Time frame: From Day 0 at 0 hour (hr), 12 hr, 24 hr, 36 hr, 48 hr, 60 hr and 72 hr, Day 42 at 0 hr, 12 hr, 24 hr and 36 hr and at each visit up to Day 126.

Time to Maximum Concentration (Tmax) of Ribavirin

Tmax was obtained directly from the concentration-time data. Evaluation of ribavirin arm after day 0. Evaluation of placebo and PEG-IFN arms after day 42.

Time frame: From Day 0 at 0 hour (hr), 12 hr, 24 hr, 36 hr, 48 hr, 60 hr and 72 hr, Day 42 at 0 hr, 12 hr, 24 hr and 36 hr and at each visit up to Day 126.

Area Under the Concentration-Time Curve (AUC) of PEG-IFN

Evaluation of PEG-IFN arm after Day 0. Evaluation of ribavirin and placebo arms after Day 42.

Time frame: From Day 0 at 0 hour (hr), 24 hr, 48 hr and 72 hr, Day 42 at 0 hr and 24 hr and at approximately every other visit up to Day 126

Maximum Concentration (Cmax) of PEG-IFN

Cmax was obtained directly from the concentration-time data. Evaluation of PEG-IFN arm after day 0. Evaluation of ribavirin and placebo arms after day 42.

Time frame: From Day 0 at 0 hour (hr), 24 hr, 48 hr and 72 hr, Day 42 at 0 hr and 24 hr and at approximately every other visit up to Day 126

Time to Maximum Concentration (Tmax) of PEG-IFN

Tmax was obtained directly from the concentration-time data. Evaluation of PEG-IFN arm after day 0. Evaluation of ribavirin and placebo arms after day 42.

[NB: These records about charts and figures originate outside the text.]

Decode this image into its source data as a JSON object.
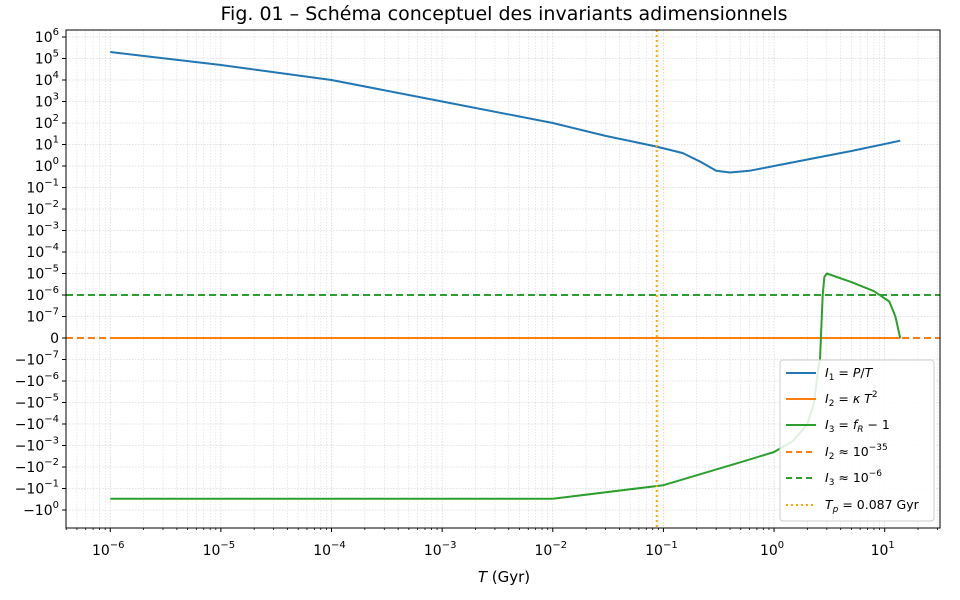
{
  "chart_data": {
    "type": "line",
    "title": "Fig. 01 – Schéma conceptuel des invariants adimensionnels",
    "xlabel": "T (Gyr)",
    "x_scale": "log",
    "xlim_log10": [
      -6.4,
      1.5
    ],
    "y_scale": "symlog",
    "y_ticks": [
      "10^6",
      "10^5",
      "10^4",
      "10^3",
      "10^2",
      "10^1",
      "10^0",
      "10^-1",
      "10^-2",
      "10^-3",
      "10^-4",
      "10^-5",
      "10^-6",
      "10^-7",
      "0",
      "−10^-7",
      "−10^-6",
      "−10^-5",
      "−10^-4",
      "−10^-3",
      "−10^-2",
      "−10^-1",
      "−10^0"
    ],
    "x_ticks": [
      "10^-6",
      "10^-5",
      "10^-4",
      "10^-3",
      "10^-2",
      "10^-1",
      "10^0",
      "10^1"
    ],
    "grid": true,
    "legend_position": "lower-right",
    "series": [
      {
        "name": "I1 = P/T",
        "color": "#1f77b4",
        "style": "solid",
        "points": [
          {
            "x": 1e-06,
            "y": 200000
          },
          {
            "x": 1e-05,
            "y": 50000
          },
          {
            "x": 0.0001,
            "y": 10000
          },
          {
            "x": 0.001,
            "y": 1000
          },
          {
            "x": 0.01,
            "y": 100
          },
          {
            "x": 0.03,
            "y": 25
          },
          {
            "x": 0.087,
            "y": 8
          },
          {
            "x": 0.15,
            "y": 4
          },
          {
            "x": 0.22,
            "y": 1.5
          },
          {
            "x": 0.3,
            "y": 0.6
          },
          {
            "x": 0.4,
            "y": 0.5
          },
          {
            "x": 0.6,
            "y": 0.6
          },
          {
            "x": 1.0,
            "y": 1.0
          },
          {
            "x": 2.0,
            "y": 2.0
          },
          {
            "x": 5.0,
            "y": 5.0
          },
          {
            "x": 13.8,
            "y": 15
          }
        ]
      },
      {
        "name": "I2 = κ T²",
        "color": "#ff7f0e",
        "style": "solid",
        "points": [
          {
            "x": 1e-06,
            "y": 0
          },
          {
            "x": 13.8,
            "y": 0
          }
        ]
      },
      {
        "name": "I3 = fR − 1",
        "color": "#2ca02c",
        "style": "solid",
        "points": [
          {
            "x": 1e-06,
            "y": -0.3
          },
          {
            "x": 0.01,
            "y": -0.3
          },
          {
            "x": 0.1,
            "y": -0.07
          },
          {
            "x": 0.5,
            "y": -0.006
          },
          {
            "x": 1.0,
            "y": -0.002
          },
          {
            "x": 1.5,
            "y": -0.0006
          },
          {
            "x": 2.0,
            "y": -0.0001
          },
          {
            "x": 2.3,
            "y": -1e-05
          },
          {
            "x": 2.5,
            "y": -3e-07
          },
          {
            "x": 2.6,
            "y": -1e-07
          },
          {
            "x": 2.65,
            "y": 0
          },
          {
            "x": 2.7,
            "y": 1e-07
          },
          {
            "x": 2.75,
            "y": 1e-06
          },
          {
            "x": 2.85,
            "y": 7e-06
          },
          {
            "x": 3.0,
            "y": 1e-05
          },
          {
            "x": 5.0,
            "y": 4e-06
          },
          {
            "x": 8.0,
            "y": 1.5e-06
          },
          {
            "x": 11.0,
            "y": 5e-07
          },
          {
            "x": 12.5,
            "y": 1e-07
          },
          {
            "x": 13.8,
            "y": 0
          }
        ]
      }
    ],
    "hlines": [
      {
        "name": "I2 ≈ 10^-35",
        "y": 0,
        "color": "#ff7f0e",
        "style": "dashed"
      },
      {
        "name": "I3 ≈ 10^-6",
        "y": 1e-06,
        "color": "#2ca02c",
        "style": "dashed"
      }
    ],
    "vlines": [
      {
        "name": "Tp = 0.087 Gyr",
        "x": 0.087,
        "color": "#ffa500",
        "style": "dotted"
      }
    ],
    "legend": [
      {
        "key": "I1",
        "color": "#1f77b4",
        "style": "solid"
      },
      {
        "key": "I2",
        "color": "#ff7f0e",
        "style": "solid"
      },
      {
        "key": "I3",
        "color": "#2ca02c",
        "style": "solid"
      },
      {
        "key": "I2approx",
        "color": "#ff7f0e",
        "style": "dashed"
      },
      {
        "key": "I3approx",
        "color": "#2ca02c",
        "style": "dashed"
      },
      {
        "key": "Tp",
        "color": "#ffa500",
        "style": "dotted"
      }
    ]
  }
}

Time frame: From Day 0 at 0 hour (hr), 24 hr, 48 hr and 72 hr, Day 42 at 0 hr and 24 hr and at approximately every other visit up to Day 126

Area Under the Concentration-Time Curve (AUC) of Glutamate-Pyruvate Transaminase (GPT)

Time frame: From Day 0 at 0 hour (hr), 12 hr, 24 hr, 36 hr, 48 hr, 60 hr and 72 hr, Day 42 at 0 hr, 12 hr, 24 hr and 36 hr and at each visit up to Day 126.

Maximum Concentration (Cmax) of GPT

Cmax was obtained directly from the concentration-time data.

Time frame: From Day 0 at 0 hour (hr), 12 hr, 24 hr, 36 hr, 48 hr, 60 hr and 72 hr, Day 42 at 0 hr, 12 hr, 24 hr and 36 hr and at each visit up to Day 126.

Time to Maximum Concentration (Tmax) of GPT

Tmax was obtained directly from the concentration-time data.

Time frame: From Day 0 at 0 hour (hr), 12 hr, 24 hr, 36 hr, 48 hr, 60 hr and 72 hr, Day 42 at 0 hr, 12 hr, 24 hr and 36 hr and at each visit up to Day 126.